Python3 Crawler (eight) txt, JSON, CSV for data storage

Contact Us

The content source of this page is from Internet, which doesn't represent Alibaba Cloud's opinion; products and services mentioned on that page don't have any relationship with Alibaba Cloud. If the content of the page makes you feel confusing, please write us an email, we will handle the problem within 5 days after receiving your email.

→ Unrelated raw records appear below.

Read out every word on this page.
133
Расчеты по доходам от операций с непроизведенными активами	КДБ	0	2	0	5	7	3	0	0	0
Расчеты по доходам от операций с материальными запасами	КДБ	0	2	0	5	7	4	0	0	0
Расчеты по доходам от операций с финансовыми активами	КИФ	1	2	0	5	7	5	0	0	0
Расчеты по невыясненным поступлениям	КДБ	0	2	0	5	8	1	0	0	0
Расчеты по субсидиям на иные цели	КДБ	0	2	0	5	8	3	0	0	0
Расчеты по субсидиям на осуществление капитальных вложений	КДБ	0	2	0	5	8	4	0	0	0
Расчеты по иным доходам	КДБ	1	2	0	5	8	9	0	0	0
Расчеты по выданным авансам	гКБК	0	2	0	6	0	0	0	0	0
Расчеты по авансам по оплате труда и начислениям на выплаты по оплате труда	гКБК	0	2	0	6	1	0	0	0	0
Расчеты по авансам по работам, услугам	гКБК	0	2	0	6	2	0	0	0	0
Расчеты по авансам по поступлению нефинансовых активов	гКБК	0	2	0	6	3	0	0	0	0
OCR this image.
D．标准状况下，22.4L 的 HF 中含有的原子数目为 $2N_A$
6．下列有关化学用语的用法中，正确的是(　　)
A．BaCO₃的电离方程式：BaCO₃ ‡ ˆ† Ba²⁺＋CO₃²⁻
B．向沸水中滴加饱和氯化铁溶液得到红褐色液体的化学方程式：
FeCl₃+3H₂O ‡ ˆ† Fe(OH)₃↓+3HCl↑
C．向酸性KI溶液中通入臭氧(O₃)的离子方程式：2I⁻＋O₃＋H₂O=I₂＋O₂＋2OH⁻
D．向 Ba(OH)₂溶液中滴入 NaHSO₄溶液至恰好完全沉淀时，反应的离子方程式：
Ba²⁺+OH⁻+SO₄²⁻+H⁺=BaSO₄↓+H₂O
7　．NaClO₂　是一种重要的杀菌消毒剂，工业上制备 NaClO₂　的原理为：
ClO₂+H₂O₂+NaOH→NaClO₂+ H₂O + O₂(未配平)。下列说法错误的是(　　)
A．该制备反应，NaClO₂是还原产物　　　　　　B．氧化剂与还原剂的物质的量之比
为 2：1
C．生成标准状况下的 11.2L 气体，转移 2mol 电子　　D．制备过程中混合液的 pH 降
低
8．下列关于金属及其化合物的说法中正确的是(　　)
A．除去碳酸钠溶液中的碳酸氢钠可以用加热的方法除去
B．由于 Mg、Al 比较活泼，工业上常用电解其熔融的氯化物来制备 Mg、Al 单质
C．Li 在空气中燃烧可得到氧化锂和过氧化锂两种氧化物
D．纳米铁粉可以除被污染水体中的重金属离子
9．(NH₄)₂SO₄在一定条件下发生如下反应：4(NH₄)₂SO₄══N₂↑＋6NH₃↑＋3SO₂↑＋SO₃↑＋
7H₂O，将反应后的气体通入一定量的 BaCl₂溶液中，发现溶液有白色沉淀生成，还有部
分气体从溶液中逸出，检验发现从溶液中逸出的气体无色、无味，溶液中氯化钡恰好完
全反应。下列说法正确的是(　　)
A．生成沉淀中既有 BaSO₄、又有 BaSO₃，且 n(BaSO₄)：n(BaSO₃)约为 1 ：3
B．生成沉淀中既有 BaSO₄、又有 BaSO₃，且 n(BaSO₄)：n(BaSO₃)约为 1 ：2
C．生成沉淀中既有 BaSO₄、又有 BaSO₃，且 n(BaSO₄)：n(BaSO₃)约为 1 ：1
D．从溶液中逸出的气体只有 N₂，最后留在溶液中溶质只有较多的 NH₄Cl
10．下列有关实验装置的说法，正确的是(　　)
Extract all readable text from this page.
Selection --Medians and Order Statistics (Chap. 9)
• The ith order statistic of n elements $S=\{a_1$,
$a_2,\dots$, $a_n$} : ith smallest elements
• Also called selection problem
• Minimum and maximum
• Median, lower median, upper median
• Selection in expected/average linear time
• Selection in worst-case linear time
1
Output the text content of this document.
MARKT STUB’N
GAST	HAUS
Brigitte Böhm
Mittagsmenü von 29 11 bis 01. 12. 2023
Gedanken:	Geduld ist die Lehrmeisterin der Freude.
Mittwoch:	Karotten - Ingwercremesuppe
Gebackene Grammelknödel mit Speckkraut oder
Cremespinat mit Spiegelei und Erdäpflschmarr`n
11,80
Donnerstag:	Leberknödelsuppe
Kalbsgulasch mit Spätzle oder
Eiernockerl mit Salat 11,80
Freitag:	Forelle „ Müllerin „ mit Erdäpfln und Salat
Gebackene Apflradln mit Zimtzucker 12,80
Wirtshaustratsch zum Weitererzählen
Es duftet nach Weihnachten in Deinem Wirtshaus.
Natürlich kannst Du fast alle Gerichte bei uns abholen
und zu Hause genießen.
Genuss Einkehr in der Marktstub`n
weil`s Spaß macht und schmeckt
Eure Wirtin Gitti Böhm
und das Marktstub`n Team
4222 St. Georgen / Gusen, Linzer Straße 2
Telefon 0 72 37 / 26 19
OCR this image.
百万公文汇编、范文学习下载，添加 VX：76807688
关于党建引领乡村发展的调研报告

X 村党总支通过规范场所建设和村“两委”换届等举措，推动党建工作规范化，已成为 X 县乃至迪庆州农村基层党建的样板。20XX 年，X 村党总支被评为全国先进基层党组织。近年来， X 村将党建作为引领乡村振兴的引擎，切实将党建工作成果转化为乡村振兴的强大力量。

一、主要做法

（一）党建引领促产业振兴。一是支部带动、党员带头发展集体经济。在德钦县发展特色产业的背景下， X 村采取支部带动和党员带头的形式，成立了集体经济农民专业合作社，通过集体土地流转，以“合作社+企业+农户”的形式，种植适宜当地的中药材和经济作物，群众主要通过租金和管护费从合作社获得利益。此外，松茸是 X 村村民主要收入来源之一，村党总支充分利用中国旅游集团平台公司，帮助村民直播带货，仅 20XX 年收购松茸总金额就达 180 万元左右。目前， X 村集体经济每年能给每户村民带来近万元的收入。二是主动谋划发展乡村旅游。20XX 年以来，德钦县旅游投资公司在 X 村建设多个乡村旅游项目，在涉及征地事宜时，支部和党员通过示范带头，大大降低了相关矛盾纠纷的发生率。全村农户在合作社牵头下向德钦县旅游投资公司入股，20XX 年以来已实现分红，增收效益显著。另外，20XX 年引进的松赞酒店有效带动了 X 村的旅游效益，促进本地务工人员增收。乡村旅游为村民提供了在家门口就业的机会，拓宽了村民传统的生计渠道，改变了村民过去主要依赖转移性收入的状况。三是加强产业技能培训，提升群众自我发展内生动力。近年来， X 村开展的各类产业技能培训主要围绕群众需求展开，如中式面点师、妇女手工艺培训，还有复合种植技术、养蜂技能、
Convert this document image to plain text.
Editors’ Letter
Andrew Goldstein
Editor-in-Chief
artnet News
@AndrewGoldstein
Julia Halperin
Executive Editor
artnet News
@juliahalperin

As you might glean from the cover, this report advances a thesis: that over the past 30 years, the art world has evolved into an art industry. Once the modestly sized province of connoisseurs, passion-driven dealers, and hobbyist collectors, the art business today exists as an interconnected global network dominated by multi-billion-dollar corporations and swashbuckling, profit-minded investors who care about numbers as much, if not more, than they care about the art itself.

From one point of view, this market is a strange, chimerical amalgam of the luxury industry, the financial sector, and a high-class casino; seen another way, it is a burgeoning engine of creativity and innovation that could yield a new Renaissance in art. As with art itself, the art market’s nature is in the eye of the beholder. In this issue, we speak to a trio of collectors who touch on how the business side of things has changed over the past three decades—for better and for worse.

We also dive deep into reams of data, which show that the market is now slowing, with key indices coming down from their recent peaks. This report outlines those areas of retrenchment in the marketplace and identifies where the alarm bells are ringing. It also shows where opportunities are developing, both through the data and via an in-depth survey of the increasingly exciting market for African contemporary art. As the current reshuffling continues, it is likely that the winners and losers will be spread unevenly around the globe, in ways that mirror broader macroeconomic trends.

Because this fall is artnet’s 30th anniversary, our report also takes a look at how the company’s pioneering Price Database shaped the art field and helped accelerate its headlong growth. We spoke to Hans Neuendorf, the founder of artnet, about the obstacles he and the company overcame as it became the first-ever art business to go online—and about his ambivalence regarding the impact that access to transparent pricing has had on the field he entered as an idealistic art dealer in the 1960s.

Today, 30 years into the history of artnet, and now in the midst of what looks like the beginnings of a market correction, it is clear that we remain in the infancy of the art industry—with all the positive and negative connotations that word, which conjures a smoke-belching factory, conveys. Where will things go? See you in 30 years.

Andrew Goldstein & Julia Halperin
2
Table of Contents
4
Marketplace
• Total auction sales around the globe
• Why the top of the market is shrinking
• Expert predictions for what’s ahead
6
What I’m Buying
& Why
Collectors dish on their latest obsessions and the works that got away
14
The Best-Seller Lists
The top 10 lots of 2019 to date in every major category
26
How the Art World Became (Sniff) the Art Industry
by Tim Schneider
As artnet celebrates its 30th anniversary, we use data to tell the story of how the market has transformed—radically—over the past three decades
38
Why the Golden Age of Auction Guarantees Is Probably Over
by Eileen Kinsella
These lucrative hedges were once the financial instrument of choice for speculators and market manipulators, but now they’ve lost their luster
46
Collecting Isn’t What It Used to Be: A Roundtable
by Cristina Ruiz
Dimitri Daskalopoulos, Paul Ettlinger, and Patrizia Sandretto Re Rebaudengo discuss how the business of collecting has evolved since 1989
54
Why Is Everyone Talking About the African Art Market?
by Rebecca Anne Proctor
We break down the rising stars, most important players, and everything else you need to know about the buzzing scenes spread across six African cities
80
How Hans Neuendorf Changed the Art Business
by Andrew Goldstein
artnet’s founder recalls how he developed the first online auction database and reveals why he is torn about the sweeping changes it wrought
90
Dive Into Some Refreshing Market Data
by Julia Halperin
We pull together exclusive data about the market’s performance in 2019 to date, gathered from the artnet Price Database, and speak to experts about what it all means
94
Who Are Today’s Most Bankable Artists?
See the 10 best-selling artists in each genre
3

If you find any instances of plagiarism from the community, please send an email to: info-contact@alibabacloud.com and provide relevant evidence. A staff member will contact you within 5 working days.

A Free Trial That Lets You Build Big!

Start building with 50+ products and up to 12 months usage for Elastic Compute Service

  • Sales Support

    1 on 1 presale consultation

  • After-Sales Support

    24/7 Technical Support 6 Free Tickets per Quarter Faster Response

  • Alibaba Cloud offers highly flexible support services tailored to meet your exact needs.